De repente, um gato preto entrou pela porta do bar e aproximou-se da mesa, miando para o Profeta. Ele o pegou nos braços e pôs no colo, acariciando-lhe o pelo.
– O senhor está investigando somente o caso de dona Iza, não é? Pois vou ampliar um pouco mais seu horizonte. É só porque simpatizei com a sua honestidade.
Eládio Ratoeira esperou. Dos braços do Profeta, o gato preto o observava com seus olhos amarelos.
– Olhe, a morte de dona Iza tem dois precedentes. Um é seo Neném, dono do motel, que morreu cinco meses atrás. O outro é o garçom Penalidade, morto faz dois meses. Eu sei que o senhor sabe, eu sei. Mas ainda não ligou os fatos. Os três eram personagens conhecidos na praia, faziam parte da paisagem. Atente pra ironia, homem: o dono do motel, que vendia sexo, morreu na cama. O garçom, que vendia bebida, morreu afogado. E a cigarreira morreu queimada.
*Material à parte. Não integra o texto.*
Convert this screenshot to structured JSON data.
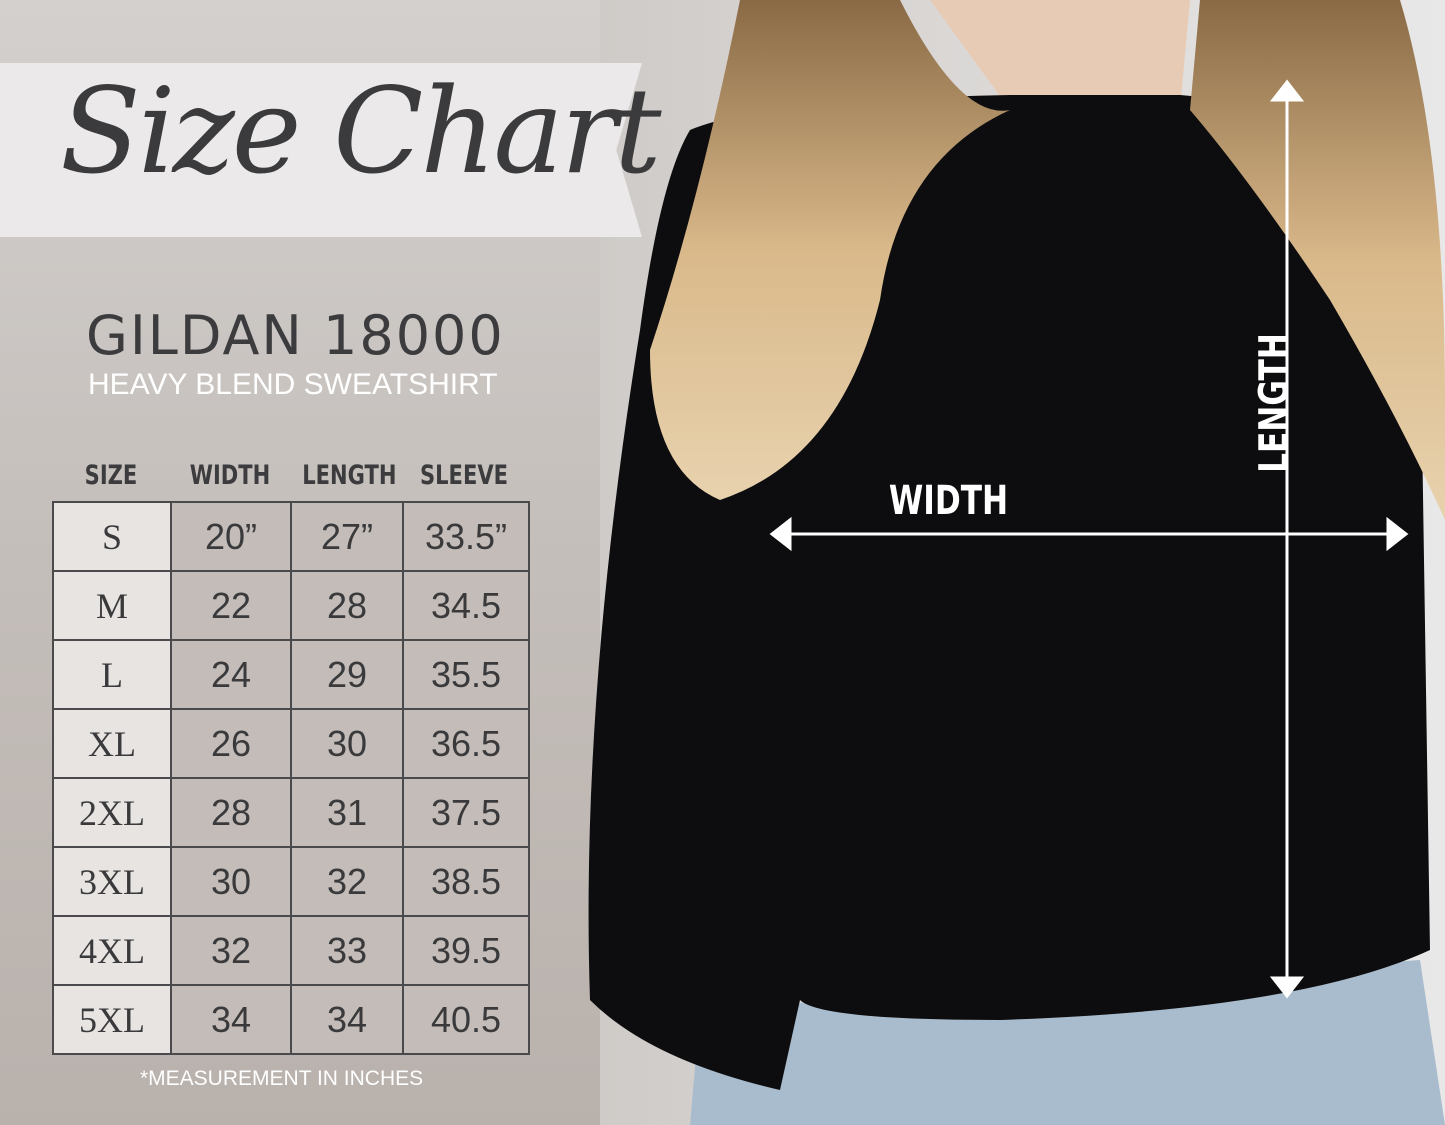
{
  "banner": {
    "title": "Size Chart"
  },
  "product": {
    "brand": "GILDAN 18000",
    "subtitle": "HEAVY BLEND SWEATSHIRT"
  },
  "table": {
    "headers": [
      "SIZE",
      "WIDTH",
      "LENGTH",
      "SLEEVE"
    ],
    "rows": [
      [
        "S",
        "20”",
        "27”",
        "33.5”"
      ],
      [
        "M",
        "22",
        "28",
        "34.5"
      ],
      [
        "L",
        "24",
        "29",
        "35.5"
      ],
      [
        "XL",
        "26",
        "30",
        "36.5"
      ],
      [
        "2XL",
        "28",
        "31",
        "37.5"
      ],
      [
        "3XL",
        "30",
        "32",
        "38.5"
      ],
      [
        "4XL",
        "32",
        "33",
        "39.5"
      ],
      [
        "5XL",
        "34",
        "34",
        "40.5"
      ]
    ]
  },
  "footnote": "*MEASUREMENT IN INCHES",
  "diagram": {
    "width_label": "WIDTH",
    "length_label": "LENGTH"
  },
  "colors": {
    "sweatshirt": "#0d0d0f",
    "text_dark": "#3c3c3e",
    "arrow": "#ffffff"
  }
}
– Morreu antes de ser queimada – interrompeu Ratoeira, dando-se conta, um segundo depois, que revelava um segredo de trabalho.
– É o simbolismo que vale. A noite está morrendo por meio de seus personagens. A profecia é desumana, mas é real.
– Que profecia?
– O senhor conhece. Um dia, a noite da Praia de Iracema vai morrer.
Eládio Ratoeira perdeu de vez a paciência. Pagou a conta e levantou-se.
– Pelo que me consta, seo Profeta, e talvez não conste ao senhor, é que foi uma mulher loira, bonita e aparentando vinte e poucos anos, trajando vestido preto, que foi vista na companhia de seo Neném poucos minutos antes dele ser encontrado morto. Nada de símbolo. Foi assassinato e vou provar.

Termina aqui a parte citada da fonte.